The hours were better at her nonprofit jobs. So were the benefits. But two years ago, the 32-year-old Whitehurst - who graduated from a liberal arts college and grew up in the Chicago suburbs - abandoned Washington for this three-acre farm in Upper Marlboro, Md.
She joined a growing movement of highly educated, ex-urban, first-time farmers who are capitalizing on
booming consumer demand for local and sustainable foods and who, experts say, could have a broad impact on the food system.For only the second time in the last century, the number of farmers under 35 years old is increasing, according to the U.S. Department of Agriculture's latest Census of Agriculture.
Sixty-nine percent of the surveyed young farmers had college degrees - significantly higher than the general population.
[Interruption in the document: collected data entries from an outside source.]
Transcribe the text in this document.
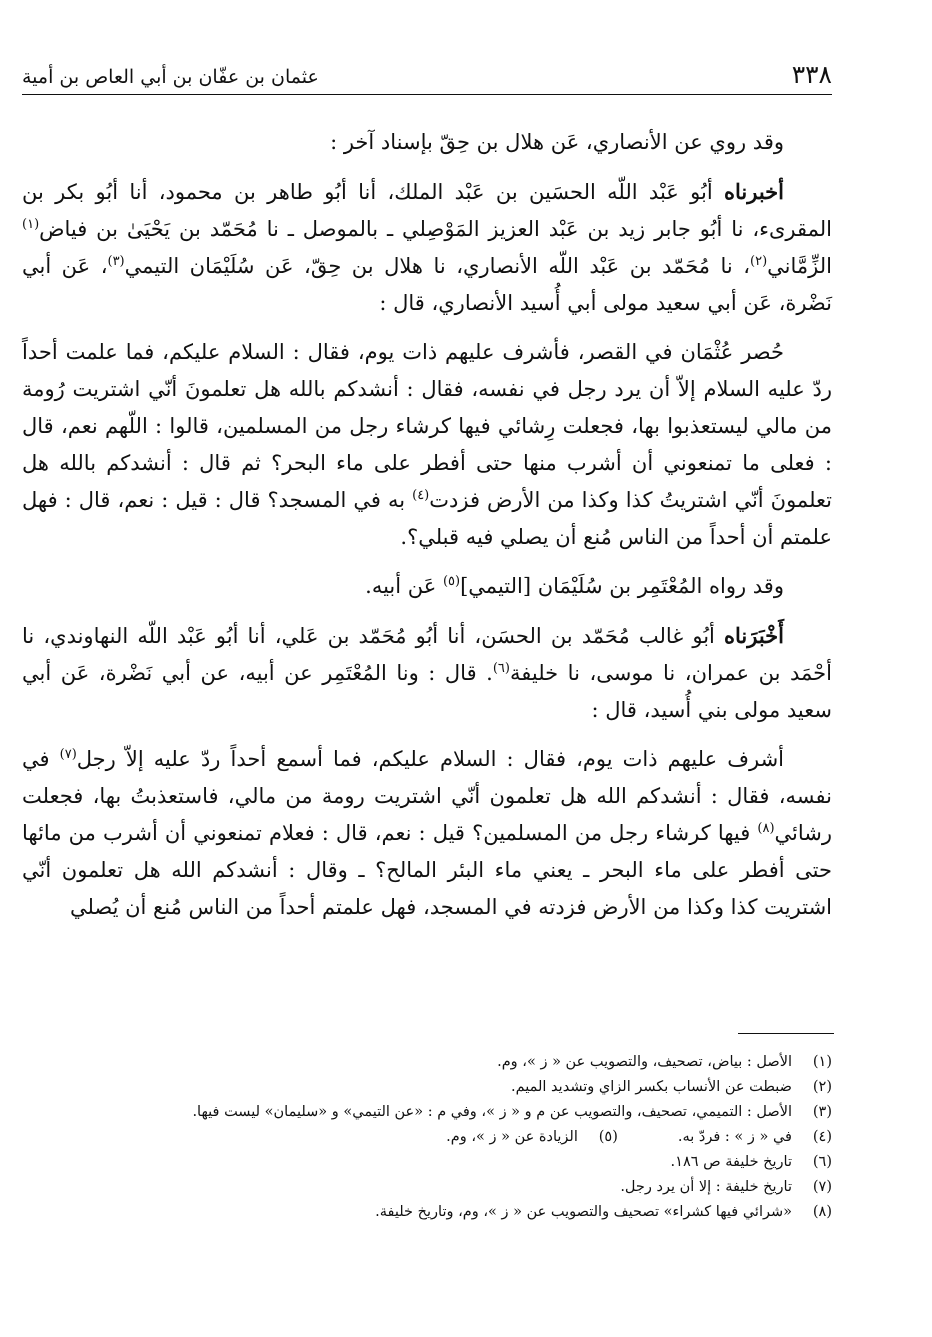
٣٣٨
عثمان بن عفّان بن أبي العاص بن أمية

وقد روي عن الأنصاري، عَن هلال بن حِقّ بإسناد آخر :

أخبرناه أبُو عَبْد اللّه الحسَين بن عَبْد الملك، أنا أبُو طاهر بن محمود، أنا أبُو بكر بن المقرىء، نا أبُو جابر زيد بن عَبْد العزيز المَوْصِلي ـ بالموصل ـ نا مُحَمّد بن يَحْيَىٰ بن فياض$^{(١)}$ الزِّمَّاني$^{(٢)}$، نا مُحَمّد بن عَبْد اللّه الأنصاري، نا هلال بن حِقّ، عَن سُلَيْمَان التيمي$^{(٣)}$، عَن أبي نَضْرة، عَن أبي سعيد مولى أبي أُسيد الأنصاري، قال :

حُصر عُثْمَان في القصر، فأشرف عليهم ذات يوم، فقال : السلام عليكم، فما علمت أحداً ردّ عليه السلام إلاّ أن يرد رجل في نفسه، فقال : أنشدكم بالله هل تعلمونَ أنّي اشتريت رُومة من مالي ليستعذبوا بها، فجعلت رِشائي فيها كرشاء رجل من المسلمين، قالوا : اللّهم نعم، قال : فعلى ما تمنعوني أن أشرب منها حتى أفطر على ماء البحر؟ ثم قال : أنشدكم بالله هل تعلمونَ أنّي اشتريتُ كذا وكذا من الأرض فزدت$^{(٤)}$ به في المسجد؟ قال : قيل : نعم، قال : فهل علمتم أن أحداً من الناس مُنع أن يصلي فيه قبلي؟.

وقد رواه المُعْتَمِر بن سُلَيْمَان [التيمي]$^{(٥)}$ عَن أبيه.

أَخْبَرَناه أبُو غالب مُحَمّد بن الحسَن، أنا أبُو مُحَمّد بن عَلي، أنا أبُو عَبْد اللّه النهاوندي، نا أحْمَد بن عمران، نا موسى، نا خليفة$^{(٦)}$. قال : ونا المُعْتَمِر عن أبيه، عن أبي نَضْرة، عَن أبي سعيد مولى بني أُسيد، قال :

أشرف عليهم ذات يوم، فقال : السلام عليكم، فما أسمع أحداً ردّ عليه إلاّ رجل$^{(٧)}$ في نفسه، فقال : أنشدكم الله هل تعلمون أنّي اشتريت رومة من مالي، فاستعذبتُ بها، فجعلت رشائي$^{(٨)}$ فيها كرشاء رجل من المسلمين؟ قيل : نعم، قال : فعلام تمنعوني أن أشرب من مائها حتى أفطر على ماء البحر ـ يعني ماء البئر المالح؟ ـ وقال : أنشدكم الله هل تعلمون أنّي اشتريت كذا وكذا من الأرض فزدته في المسجد، فهل علمتم أحداً من الناس مُنع أن يُصلي

(١)الأصل : بياض، تصحيف، والتصويب عن « ز »، وم.
(٢)ضبطت عن الأنساب بكسر الزاي وتشديد الميم.
(٣)الأصل : التميمي، تصحيف، والتصويب عن م و « ز »، وفي م : «عن التيمي» و «سليمان» ليست فيها.
(٤)في « ز » : فردّ به.(٥)الزيادة عن « ز »، وم.
(٦)تاريخ خليفة ص ١٨٦.
(٧)تاريخ خليفة : إلا أن يرد رجل.
(٨)«شرائي فيها كشراء» تصحيف والتصويب عن « ز »، وم، وتاريخ خليفة.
This new generation can't hope to replace the numbers that farming is losing to age. But it is already contributing to the growth of the local-food movement and could help preserve the place of midsize farms in the rural landscape.
"We're going to see a sea change in American agriculture as the next generation gets on the land," said Kathleen Merrigan, the head of the Food Institute at George Washington University and a deputy secretary at the Department of Agriculture under President Barack Obama. "The only question is whether they'll get on the land, given the challenges."